Bird Milk says: “David came up to me while I was painting another mural and asked about painting his building. Then, I just reached out to friends to see who wanted to paint.”
“We had a blast hanging out painting with all these amazing artists,” he says.
Chaimovitz says he gave the artists pretty much free rein, telling them: “If you can incorporate aviation into it, that’s cool. If not, that’s also cool. Come and have some fun, and make the city more beautiful.”
Many of those who painted the walls of the West Side business were seasoned street artists.
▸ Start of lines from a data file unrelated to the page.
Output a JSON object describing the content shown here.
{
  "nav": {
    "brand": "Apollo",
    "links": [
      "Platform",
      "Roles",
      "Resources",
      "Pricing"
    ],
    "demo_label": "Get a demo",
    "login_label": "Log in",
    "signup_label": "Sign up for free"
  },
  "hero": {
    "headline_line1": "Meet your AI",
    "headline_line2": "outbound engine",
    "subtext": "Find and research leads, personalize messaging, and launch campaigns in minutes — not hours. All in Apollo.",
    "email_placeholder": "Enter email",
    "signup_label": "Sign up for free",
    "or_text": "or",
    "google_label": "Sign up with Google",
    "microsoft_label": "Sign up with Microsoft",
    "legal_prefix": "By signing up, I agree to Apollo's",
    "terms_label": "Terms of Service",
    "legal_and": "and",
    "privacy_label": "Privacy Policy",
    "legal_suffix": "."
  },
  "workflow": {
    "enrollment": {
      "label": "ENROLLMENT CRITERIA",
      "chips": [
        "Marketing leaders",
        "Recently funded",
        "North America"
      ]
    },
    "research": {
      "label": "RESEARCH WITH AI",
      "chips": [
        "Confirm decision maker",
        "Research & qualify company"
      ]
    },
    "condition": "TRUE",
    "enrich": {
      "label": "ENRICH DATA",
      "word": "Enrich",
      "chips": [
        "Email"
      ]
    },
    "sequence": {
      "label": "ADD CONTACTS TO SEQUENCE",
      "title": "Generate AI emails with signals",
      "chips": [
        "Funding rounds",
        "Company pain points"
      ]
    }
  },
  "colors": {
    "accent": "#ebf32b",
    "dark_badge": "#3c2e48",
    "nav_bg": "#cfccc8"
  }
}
But this was the first outdoor mural project for James Eastwood, a tattoo artist.
“I had asked my friend Chris” — the street artist who goes by Killabunz and who was involved in the West Side mural project — “to let me know if he ever has free space on a wall because I wanted to do a mural,” Eastwood says.
“I wasn’t sure what to paint, and Chris suggested I do a rubber duck and a skull because I’m a tattooer, so, of course, I dig skulls,” Eastwood says. “But I also have a bit of a rubber duck collection that was started as gifts that were a little bit of just a joke by a friend of mine.”
“It was my first mural,” Eastwood says.
Jeff Pak, who was one of the more experienced muralists involved in the project, painted a blue-and-pink wolf that stands, arms crossed, tongue out, a patch covering one eye.
The creature appears next to a cartoonish girl who seems dazzled by jelly beans and a rainbow in a work by the artist KOZMO, who says it’s “my interpretation” of the animated character Princess Bubblegum.
Pak says “the wolf I painted was kind of just a tough guy I wanted to paint in contrast to the cuteness of Princess Bubblegum. Tough, cool, eye-patched wolf dude.”
Though the building is now pretty well covered with art, “We’re still kind of adding to it as time goes on and as I encounter more artists,” Chaimovitz says, noting that a Thai artist who goes by Alex Face completed a mural there recently.